Pattern may look like this word1|word2|word3...
- many words :)
It is an effect of my optimization work but it is too slow still. What can I do to tune up the performance? Should I consider using Cython?
Example string: https://www.codepile.net/pile/bD9R0qZR
Example pattern: https://www.codepile.net/pile/eRPK025Y
As I am quite a rust fanboy, I implemented your problem in rust, once with a simple loop and the built-in match_indices
function, and once using the aho-corasick crate. Theoretically, aho-corasick should scale best, in case your real usecase is a lot larger than the example.
Then, after realizing how good the aho-corasick version is, I searched for a direct aho-corasick library for python, and found pyahocorasick.
Python version:
def my_fun(string, some_pattern):
return [match.start() for match in re.finditer(f'(?=({some_pattern}))', string)]
Python version with pyahocorasick:
def my_fun(string, raw_pattern):
A = ahocorasick.Automaton()
for pattern in raw_pattern.split('|'):
A.add_word(pattern, len(pattern))
A.make_automaton()
result = []
for end_index, original_len in A.iter(string):
result.append(end_index - original_len + 1)
return result
Rust version, with match_indices
:
use pyo3::prelude::*;
#[pymodule]
fn __lib(_py: Python, m: &PyModule) -> PyResult<()> {
#[pyfn(m, "my_fun")]
fn my_fun(_py: Python, string: &str, raw_pattern: &str) -> PyResult<Vec<usize>> {
let mut results = vec![];
for pattern in raw_pattern.split('|'){
results.extend(string.match_indices(pattern).map(|(pos, _content)| pos));
}
results.sort();
results.dedup();
Ok(results)
}
Ok(())
}
Rust version, with aho-corasick 0.7.4:
use pyo3::prelude::*;
use aho_corasick::AhoCorasick;
#[pymodule]
fn __lib(_py: Python, m: &PyModule) -> PyResult<()> {
#[pyfn(m, "my_fun")]
fn my_fun(_py: Python, string: &str, raw_pattern: &str) -> PyResult<Vec<usize>> {
let ac = AhoCorasick::new(raw_pattern.split('|'));
Ok(ac.find_iter(string)
.map(|mat| mat.start())
.collect())
}
Ok(())
}
Results:
Python: 1.484 ms
Python AC: 0.214 ms
Rust: 0.506 ms
Rust AC: 0.199 ms
Results for string * 10
:
Python: 14.834 ms
Python AC: 0.671 ms
Rust: 2.936 ms
Rust AC: 0.360 ms
Results for string * 100
:
Python: 146.940 ms
Python AC: 5.071 ms
Rust: 20.243 ms
Rust AC: 1.758 ms
All tests were measured with timeit
for 1000 iterations and displayed in time per iteration.

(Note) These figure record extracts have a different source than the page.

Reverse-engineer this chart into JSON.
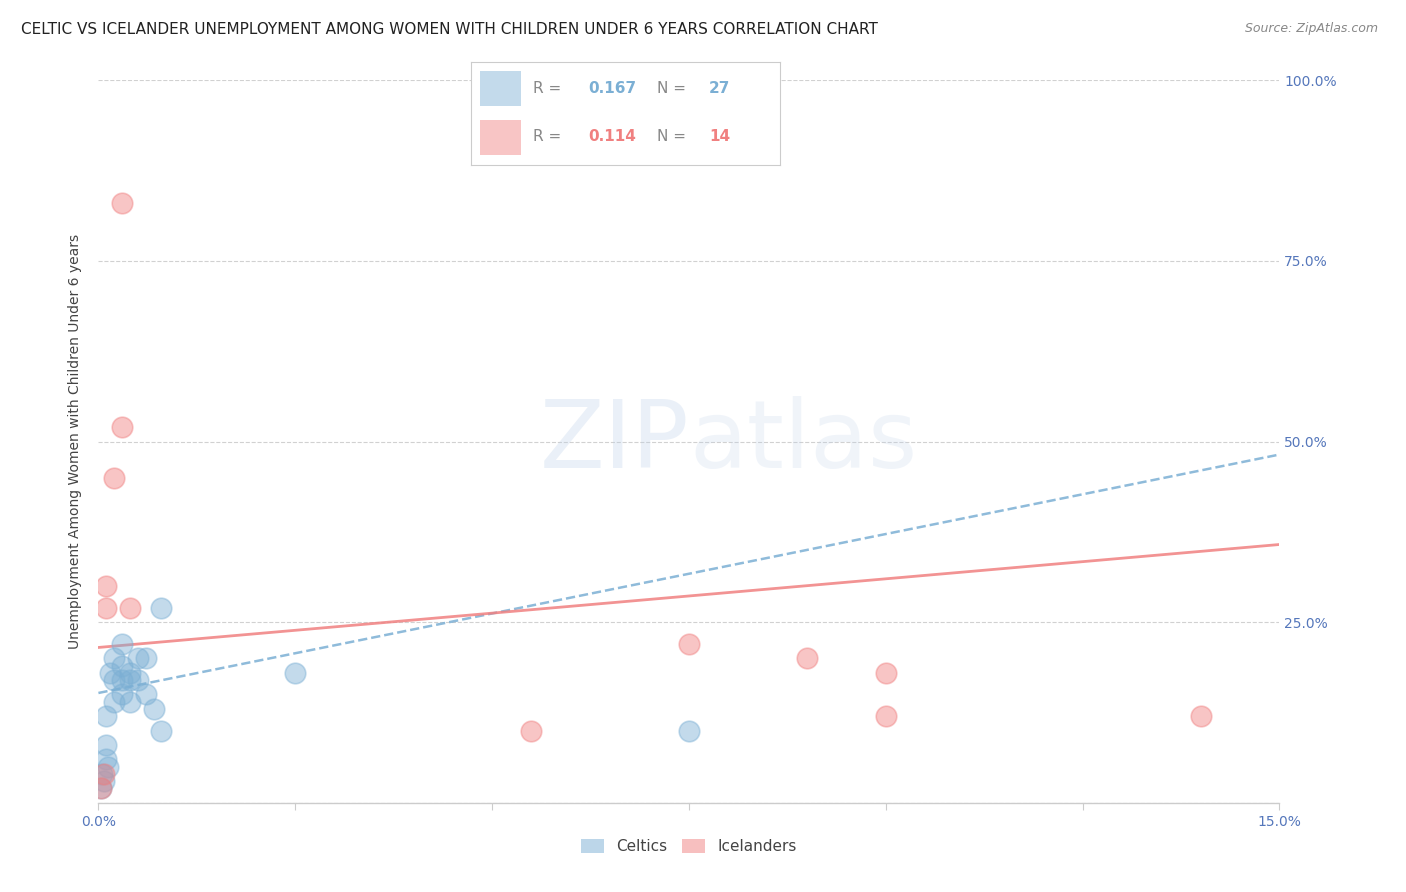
{
  "title": "CELTIC VS ICELANDER UNEMPLOYMENT AMONG WOMEN WITH CHILDREN UNDER 6 YEARS CORRELATION CHART",
  "source": "Source: ZipAtlas.com",
  "ylabel": "Unemployment Among Women with Children Under 6 years",
  "celtics_R": 0.167,
  "celtics_N": 27,
  "icelanders_R": 0.114,
  "icelanders_N": 14,
  "celtics_color": "#7BAFD4",
  "icelanders_color": "#F08080",
  "watermark": "ZIPatlas",
  "xlim": [
    0.0,
    0.15
  ],
  "ylim": [
    0.0,
    1.0
  ],
  "celtics_x": [
    0.0003,
    0.0005,
    0.0007,
    0.001,
    0.001,
    0.001,
    0.0012,
    0.0015,
    0.002,
    0.002,
    0.002,
    0.003,
    0.003,
    0.003,
    0.003,
    0.004,
    0.004,
    0.004,
    0.005,
    0.005,
    0.006,
    0.006,
    0.007,
    0.008,
    0.008,
    0.025,
    0.075
  ],
  "celtics_y": [
    0.02,
    0.04,
    0.03,
    0.06,
    0.08,
    0.12,
    0.05,
    0.18,
    0.14,
    0.17,
    0.2,
    0.15,
    0.17,
    0.19,
    0.22,
    0.14,
    0.17,
    0.18,
    0.17,
    0.2,
    0.15,
    0.2,
    0.13,
    0.1,
    0.27,
    0.18,
    0.1
  ],
  "icelanders_x": [
    0.0003,
    0.0007,
    0.001,
    0.001,
    0.002,
    0.003,
    0.003,
    0.004,
    0.055,
    0.075,
    0.09,
    0.1,
    0.1,
    0.14
  ],
  "icelanders_y": [
    0.02,
    0.04,
    0.27,
    0.3,
    0.45,
    0.52,
    0.83,
    0.27,
    0.1,
    0.22,
    0.2,
    0.12,
    0.18,
    0.12
  ],
  "trend_celtics_intercept": 0.152,
  "trend_celtics_slope": 2.2,
  "trend_icelanders_intercept": 0.215,
  "trend_icelanders_slope": 0.95,
  "marker_size": 220,
  "title_fontsize": 11,
  "axis_label_fontsize": 10,
  "tick_fontsize": 10,
  "legend_fontsize": 11
}
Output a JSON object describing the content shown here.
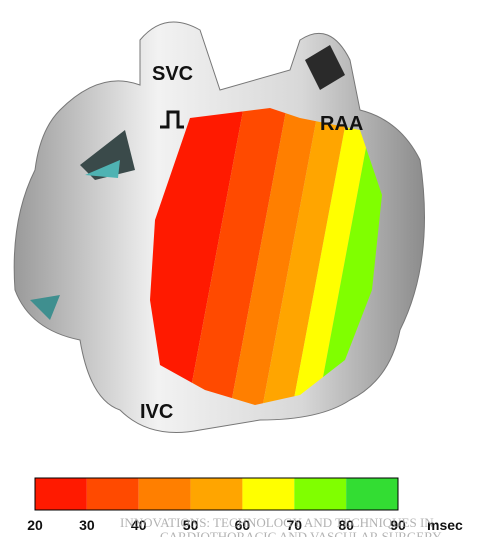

The rust versions were implemented based on my rust submodule template.
For sake of correctness, those are the outputs of the algorithms:
Python: [500, 522, 864, 877, 1406, 1727, 1955]
Python AC: [500, 522, 864, 877, 1406, 1727, 1955]
Rust: [500, 522, 864, 877, 1406, 1727, 1955]
Rust AC: [500, 522, 864, 877, 1406, 1727, 1955]